Monday, April 10, 2006

Blame the Democrats First, Again

Marc Cooper, the self-loathing progressive, does yet another hit piece on Democrats, this time for not getting the immigration compromise bill through the Senate (all 44 of them).

Marc, have you been living in this country for the last 12 years? Have you seen the conference committee reports on nearly every bill, which drop out any Democratic idea and foreground every Republican one? Remember the conference report on the Partiot Act? Quick reminder: it completely discarded the Senate civil liberties protections and went essentially with the House bill. And just recently Frist and Hastert slipped protections for pharmaceutical companies against big lawsuits into a defense spending bill. Why would this immigration bill be any different, especially if it was larded up with amendments that corresponded to the bill already passed on the House side? My belief is that the entire guest worker/earned legalization program would have been thrown out in committee unless the bill from the Senate was clean.
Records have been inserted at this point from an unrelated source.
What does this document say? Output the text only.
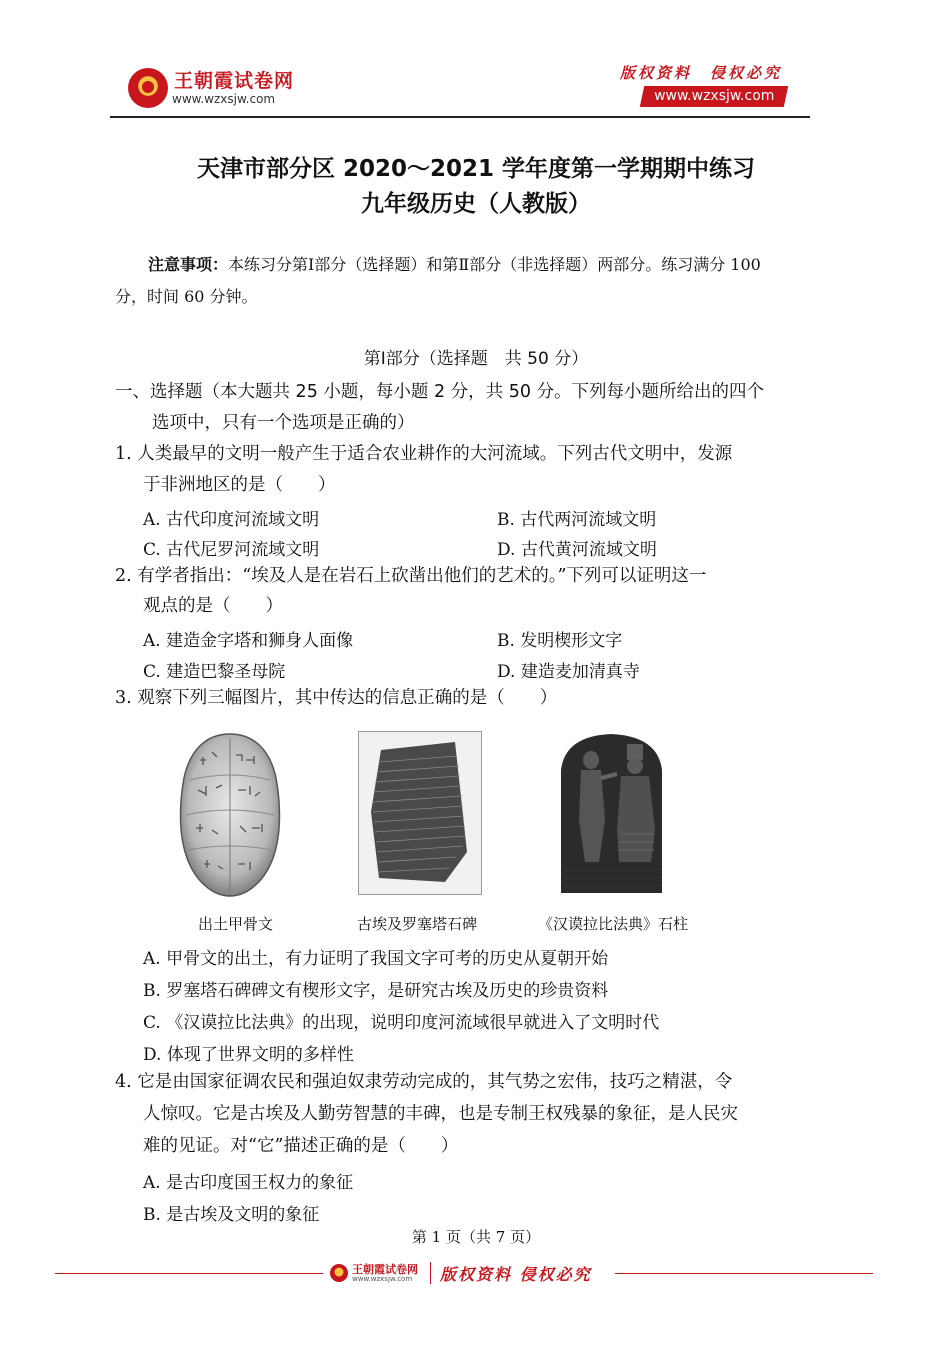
王朝霞试卷网
www.wzxsjw.com
版权资料　侵权必究
www.wzxsjw.com
天津市部分区 2020～2021 学年度第一学期期中练习
九年级历史（人教版）
注意事项：本练习分第Ⅰ部分（选择题）和第Ⅱ部分（非选择题）两部分。练习满分 100
分，时间 60 分钟。
第Ⅰ部分（选择题　共 50 分）
一、选择题（本大题共 25 小题，每小题 2 分，共 50 分。下列每小题所给出的四个
选项中，只有一个选项是正确的）
1. 人类最早的文明一般产生于适合农业耕作的大河流域。下列古代文明中，发源
于非洲地区的是（　　）
A. 古代印度河流域文明	B. 古代两河流域文明
C. 古代尼罗河流域文明	D. 古代黄河流域文明
2. 有学者指出：“埃及人是在岩石上砍凿出他们的艺术的。”下列可以证明这一
观点的是（　　）
A. 建造金字塔和狮身人面像	B. 发明楔形文字
C. 建造巴黎圣母院	D. 建造麦加清真寺
3. 观察下列三幅图片，其中传达的信息正确的是（　　）
出土甲骨文	古埃及罗塞塔石碑	《汉谟拉比法典》石柱
A. 甲骨文的出土，有力证明了我国文字可考的历史从夏朝开始
B. 罗塞塔石碑碑文有楔形文字，是研究古埃及历史的珍贵资料
C. 《汉谟拉比法典》的出现，说明印度河流域很早就进入了文明时代
D. 体现了世界文明的多样性
4. 它是由国家征调农民和强迫奴隶劳动完成的，其气势之宏伟，技巧之精湛，令
人惊叹。它是古埃及人勤劳智慧的丰碑，也是专制王权残暴的象征，是人民灾
难的见证。对“它”描述正确的是（　　）
A. 是古印度国王权力的象征
B. 是古埃及文明的象征
第 1 页（共 7 页）
王朝霞试卷网
www.wzxsjw.com 版权资料 侵权必究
Compromise bills like this routinely limit amendments, I mean the Republican have done this like 40 times in the past decade. NOW it's heresy to get a clean bill through the Senate? Ask Orrin Hatch about that one:

"The Democrats know the amendments would pass," Hatch said in an interview. "They lost in [the Judiciary] committee, but they would pass on the floor."


That's not the spirit of the compromise, to agree to things and then have them overturned on the floor. Frist couldn't rein in the hard-right Senators in his party, so Reid couldn't keep with the deal like a chump and then get a bill that doesn't resemble the compromise.

And do you really think it's a good compromise to split up earned legalization by how many years illegal immigrants have been in the country? There's a reason they're called undocumented workers: nobody time-stamps their passport when they come across the Rio Grande River. This would be another bill (and that's if the earned legalization compromise even stayed in the bill) that would be completely unenforceable.

This is a difficult and emotional debate and it might require discussion for more than a couple weeks. And it definitely requires less finger-pointing from those who simply have a hard-on for criticizing Democrats.